Los niños escuchaban curiosos.
—¿Qué trenes fantasma? —preguntó Julián.
Sam Pata de Palo permaneció en silencio. Miró a su alrededor como si pensase que alguien podía estar escuchando y de nuevo habló en su acostumbrado susurro ronco:
—Trenes fantasma, digo, que aparecen ellos solos por las noches a través del túnel, y se vuelven a ir solos. No llevan a nadie. Una noche vendrán por Sam Pata de Palo. Estoy asustado, lo estoy de veras. Me encierro en mi cabaña, me escondo debajo de la cama y apago la luz para que los trenes fantasma no sepan que estoy aquí.
Ana se estremeció. Apretó la mano de Julián.
—Julián, vámonos. Esto no me gusta. Todo suena extraño y horrible. ¿Qué intenciones tiene ese hombre?
El viejo pareció cambiar de humor súbitamente. Cogió un largo palo carbonizado y se lo tiró a Dick, acertándole en la cabeza.
—¡Fuera de aquí! ¿Soy yo el guardián aquí, o no? ¿Y qué me dijeron ellos? Me dijeron que echase a todo aquel que apareciese por aquí. ¡Fuera de aquí os digo!
Aterrorizada, Ana escapó. Tim gruñó y hubiese saltado sobre el extraño vigilante si Jorge no lo hubiese mantenido sujeto por el collar. Dick se frotó la cabeza en el lugar en que el palo le había dado.
—Ya nos vamos —dijo a Sam con suavidad—. No pensábamos faltar a ninguna regla. Puede usted cuidarse de sus trenes fantasma; no pensamos entrometernos.

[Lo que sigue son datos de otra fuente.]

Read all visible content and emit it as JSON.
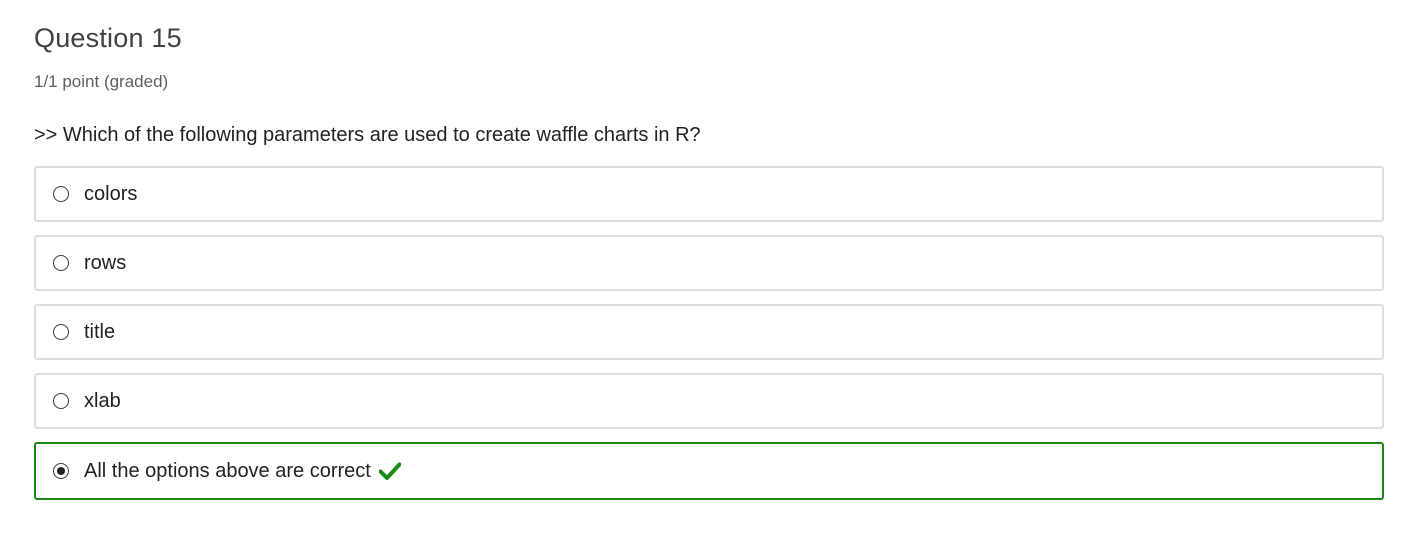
{
  "question": {
    "title": "Question 15",
    "points": "1/1 point (graded)",
    "prompt": ">> Which of the following parameters are used to create waffle charts in R?"
  },
  "choices": [
    {
      "label": "colors",
      "selected": false,
      "correct": false
    },
    {
      "label": "rows",
      "selected": false,
      "correct": false
    },
    {
      "label": "title",
      "selected": false,
      "correct": false
    },
    {
      "label": "xlab",
      "selected": false,
      "correct": false
    },
    {
      "label": "All the options above are correct",
      "selected": true,
      "correct": true
    }
  ],
  "colors": {
    "correct": "#178a17",
    "border": "#dedede"
  },
  "icons": {
    "correct_indicator": "checkmark-icon"
  }
}
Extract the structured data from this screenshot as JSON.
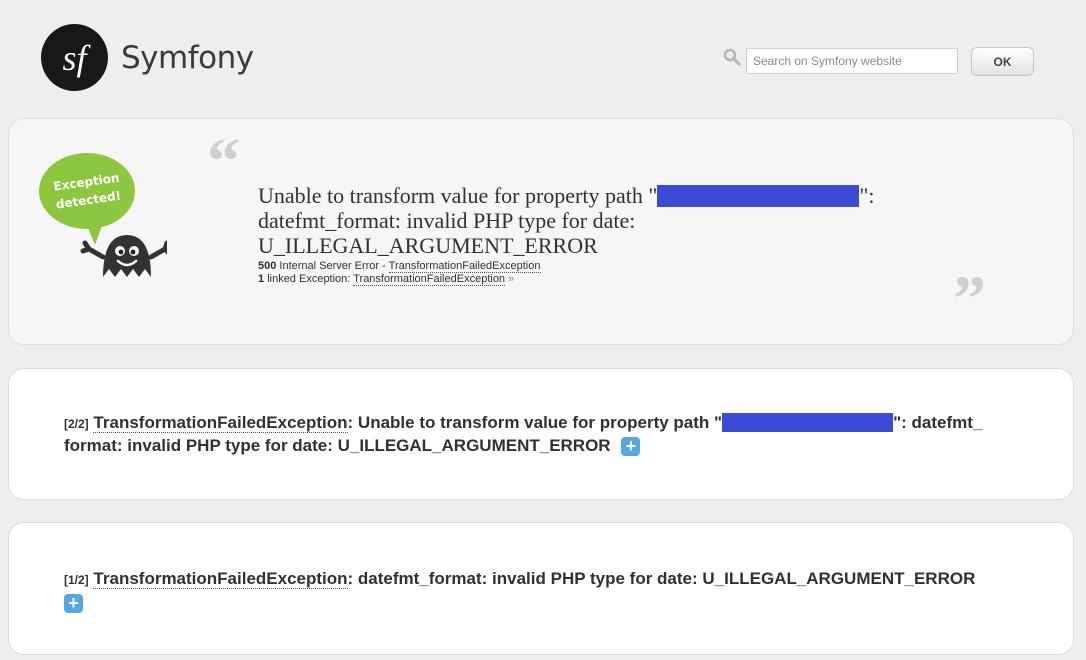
{
  "header": {
    "brand": "Symfony",
    "search_placeholder": "Search on Symfony website",
    "ok_label": "OK"
  },
  "hero": {
    "badge_text": "Exception detected!",
    "message_line1_before": "Unable to transform value for property path \"",
    "message_line1_after": "\":",
    "message_line2": "datefmt_format: invalid PHP type for date:",
    "message_line3": "U_ILLEGAL_ARGUMENT_ERROR",
    "status_code": "500",
    "status_text": "Internal Server Error -",
    "exception_class": "TransformationFailedException",
    "linked_count": "1",
    "linked_text": "linked Exception:",
    "linked_class": "TransformationFailedException",
    "raquo": "»",
    "quote_open": "“",
    "quote_close": "”"
  },
  "traces": [
    {
      "counter": "[2/2]",
      "class": "TransformationFailedException",
      "message_before": ": Unable to transform value for property path \"",
      "message_after": "\": datefmt_ format: invalid PHP type for date: U_ILLEGAL_ARGUMENT_ERROR",
      "toggle": "+"
    },
    {
      "counter": "[1/2]",
      "class": "TransformationFailedException",
      "message": ": datefmt_format: invalid PHP type for date: U_ILLEGAL_ARGUMENT_ERROR",
      "toggle": "+"
    }
  ],
  "colors": {
    "redaction": "#3c4bd6",
    "toggle": "#55a7e0",
    "badge": "#8dc63f"
  }
}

Era una lástima que el viejo guardián fuese tan extraño en sus apreciaciones.
Jorge y los chicos se volvieron y se reunieron con Ana.

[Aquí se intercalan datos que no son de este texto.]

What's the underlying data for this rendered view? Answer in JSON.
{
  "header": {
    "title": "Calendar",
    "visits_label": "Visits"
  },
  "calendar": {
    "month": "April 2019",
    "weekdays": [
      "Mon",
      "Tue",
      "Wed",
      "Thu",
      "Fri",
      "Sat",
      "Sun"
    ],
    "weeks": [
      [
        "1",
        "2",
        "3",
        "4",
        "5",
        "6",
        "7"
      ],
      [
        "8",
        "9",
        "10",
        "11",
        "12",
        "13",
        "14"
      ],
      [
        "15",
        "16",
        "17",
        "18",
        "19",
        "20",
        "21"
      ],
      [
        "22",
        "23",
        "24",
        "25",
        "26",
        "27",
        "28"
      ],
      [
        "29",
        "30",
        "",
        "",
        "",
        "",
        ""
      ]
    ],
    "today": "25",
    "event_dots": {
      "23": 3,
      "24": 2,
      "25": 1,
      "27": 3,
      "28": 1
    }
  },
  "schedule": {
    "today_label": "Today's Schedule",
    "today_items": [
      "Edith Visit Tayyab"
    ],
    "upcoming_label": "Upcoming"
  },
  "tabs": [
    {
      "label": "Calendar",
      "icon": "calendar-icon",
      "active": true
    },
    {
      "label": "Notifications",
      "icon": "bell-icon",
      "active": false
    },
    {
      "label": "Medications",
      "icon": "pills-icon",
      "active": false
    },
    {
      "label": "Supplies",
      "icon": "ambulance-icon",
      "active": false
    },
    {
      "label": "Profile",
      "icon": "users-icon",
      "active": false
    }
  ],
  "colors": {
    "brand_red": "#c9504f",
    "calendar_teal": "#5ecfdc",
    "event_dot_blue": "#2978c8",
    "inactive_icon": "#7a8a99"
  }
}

—¿Qué son los trenes fantasma? ¿Trenes que no existen en realidad? ¿Los ve de veras por la noche?
—Se los debe de imaginar —respondió Julián—. Creo que es el haberse visto obligado a estar solo durante tanto tiempo en este depósito desierto y viejo lo que le hace ver cosas extrañas. No te preocupes, Ana, aquí no hay trenes fantasma.

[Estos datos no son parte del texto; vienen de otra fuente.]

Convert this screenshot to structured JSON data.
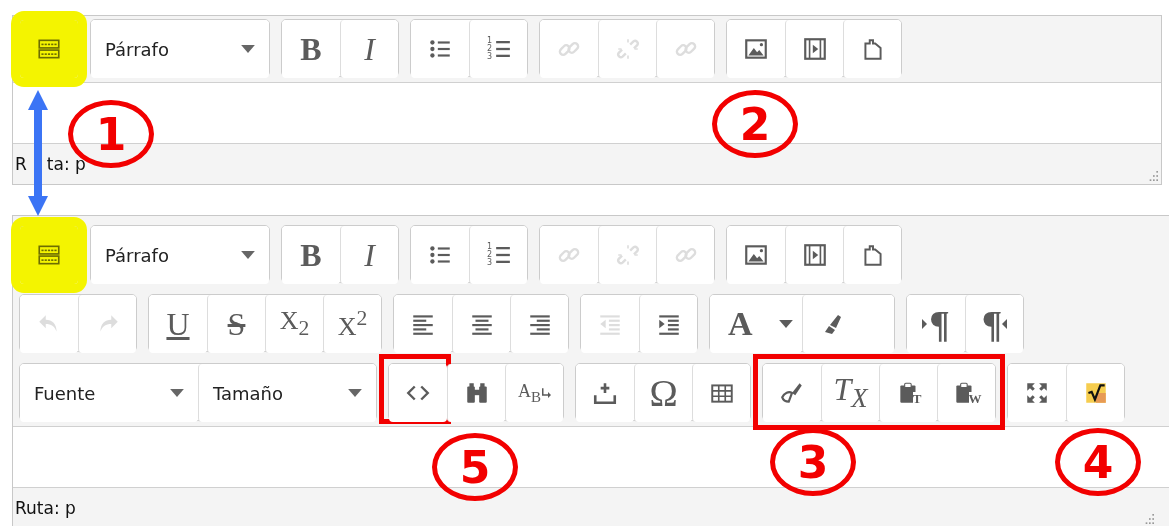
{
  "editors": [
    {
      "toolbars": [
        {
          "groups": [
            {
              "items": [
                {
                  "kind": "toggle",
                  "highlighted": true,
                  "disabled": false
                }
              ]
            },
            {
              "items": [
                {
                  "kind": "dropdown",
                  "label": "Párrafo",
                  "disabled": false
                }
              ]
            },
            {
              "items": [
                {
                  "kind": "bold",
                  "label": "B",
                  "disabled": false
                },
                {
                  "kind": "italic",
                  "label": "I",
                  "disabled": false
                }
              ]
            },
            {
              "items": [
                {
                  "kind": "bullist",
                  "disabled": false
                },
                {
                  "kind": "numlist",
                  "label": "123",
                  "disabled": false
                }
              ]
            },
            {
              "items": [
                {
                  "kind": "link",
                  "disabled": true
                },
                {
                  "kind": "unlink",
                  "disabled": true
                },
                {
                  "kind": "anchor",
                  "disabled": true
                }
              ]
            },
            {
              "items": [
                {
                  "kind": "image",
                  "disabled": false
                },
                {
                  "kind": "media",
                  "disabled": false
                },
                {
                  "kind": "file",
                  "disabled": false
                }
              ]
            }
          ]
        }
      ],
      "status_parts": [
        "R",
        "ta: p"
      ],
      "cut": false
    },
    {
      "toolbars": [
        {
          "groups": [
            {
              "items": [
                {
                  "kind": "toggle",
                  "highlighted": true,
                  "disabled": false
                }
              ]
            },
            {
              "items": [
                {
                  "kind": "dropdown",
                  "label": "Párrafo",
                  "disabled": false
                }
              ]
            },
            {
              "items": [
                {
                  "kind": "bold",
                  "label": "B",
                  "disabled": false
                },
                {
                  "kind": "italic",
                  "label": "I",
                  "disabled": false
                }
              ]
            },
            {
              "items": [
                {
                  "kind": "bullist",
                  "disabled": false
                },
                {
                  "kind": "numlist",
                  "label": "123",
                  "disabled": false
                }
              ]
            },
            {
              "items": [
                {
                  "kind": "link",
                  "disabled": true
                },
                {
                  "kind": "unlink",
                  "disabled": true
                },
                {
                  "kind": "anchor",
                  "disabled": true
                }
              ]
            },
            {
              "items": [
                {
                  "kind": "image",
                  "disabled": false
                },
                {
                  "kind": "media",
                  "disabled": false
                },
                {
                  "kind": "file",
                  "disabled": false
                }
              ]
            }
          ]
        },
        {
          "groups": [
            {
              "items": [
                {
                  "kind": "undo",
                  "disabled": true
                },
                {
                  "kind": "redo",
                  "disabled": true
                }
              ]
            },
            {
              "items": [
                {
                  "kind": "underline",
                  "label": "U",
                  "disabled": false
                },
                {
                  "kind": "strike",
                  "label": "S",
                  "disabled": false
                },
                {
                  "kind": "sub",
                  "label": "X$_{2}$",
                  "disabled": false
                },
                {
                  "kind": "sup",
                  "label": "X$^{2}$",
                  "disabled": false
                }
              ]
            },
            {
              "items": [
                {
                  "kind": "alignleft",
                  "disabled": false
                },
                {
                  "kind": "aligncenter",
                  "disabled": false
                },
                {
                  "kind": "alignright",
                  "disabled": false
                }
              ]
            },
            {
              "items": [
                {
                  "kind": "outdent",
                  "disabled": true
                },
                {
                  "kind": "indent",
                  "disabled": false
                }
              ]
            },
            {
              "items": [
                {
                  "kind": "forecolor",
                  "label": "A",
                  "disabled": false
                },
                {
                  "kind": "backcolor",
                  "disabled": false
                }
              ]
            },
            {
              "items": [
                {
                  "kind": "ltr",
                  "label": "¶",
                  "disabled": false
                },
                {
                  "kind": "rtl",
                  "label": "¶",
                  "disabled": false
                }
              ]
            }
          ]
        },
        {
          "groups": [
            {
              "items": [
                {
                  "kind": "dropdown",
                  "label": "Fuente",
                  "disabled": false
                },
                {
                  "kind": "dropdown",
                  "label": "Tamaño",
                  "disabled": false
                }
              ]
            },
            {
              "items": [
                {
                  "kind": "code",
                  "marked": true,
                  "disabled": false
                },
                {
                  "kind": "search",
                  "disabled": false
                },
                {
                  "kind": "replace",
                  "label": "A$_{B}$",
                  "disabled": false
                }
              ]
            },
            {
              "items": [
                {
                  "kind": "upload",
                  "disabled": false
                },
                {
                  "kind": "charmap",
                  "label": "Ω",
                  "disabled": false
                },
                {
                  "kind": "table",
                  "disabled": false
                }
              ]
            },
            {
              "marked": true,
              "items": [
                {
                  "kind": "cleanup",
                  "disabled": false
                },
                {
                  "kind": "removeformat",
                  "label": "T$_{X}$",
                  "disabled": false
                },
                {
                  "kind": "pastetext",
                  "label": "T",
                  "disabled": false
                },
                {
                  "kind": "pasteword",
                  "label": "W",
                  "disabled": false
                }
              ]
            },
            {
              "items": [
                {
                  "kind": "fullscreen",
                  "disabled": false
                },
                {
                  "kind": "math",
                  "disabled": false
                }
              ]
            }
          ]
        }
      ],
      "status": "Ruta: p",
      "cut": true
    }
  ],
  "callouts": [
    {
      "label": "1"
    },
    {
      "label": "2"
    },
    {
      "label": "5"
    },
    {
      "label": "3"
    },
    {
      "label": "4"
    }
  ]
}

—Pero él habló como si estuvieran allí —replicó Ana—. Como si fueran reales. Me molestaría mucho ver un tren fantasma. ¿A ti no, Julián?
—Al contrario, me gustaría ver uno —dijo Julián, y se volvió hacia Dick—. ¿Te gustaría también a ti, Dick? ¿Vendremos una noche? Aunque sólo sea a comprobar qué pasa.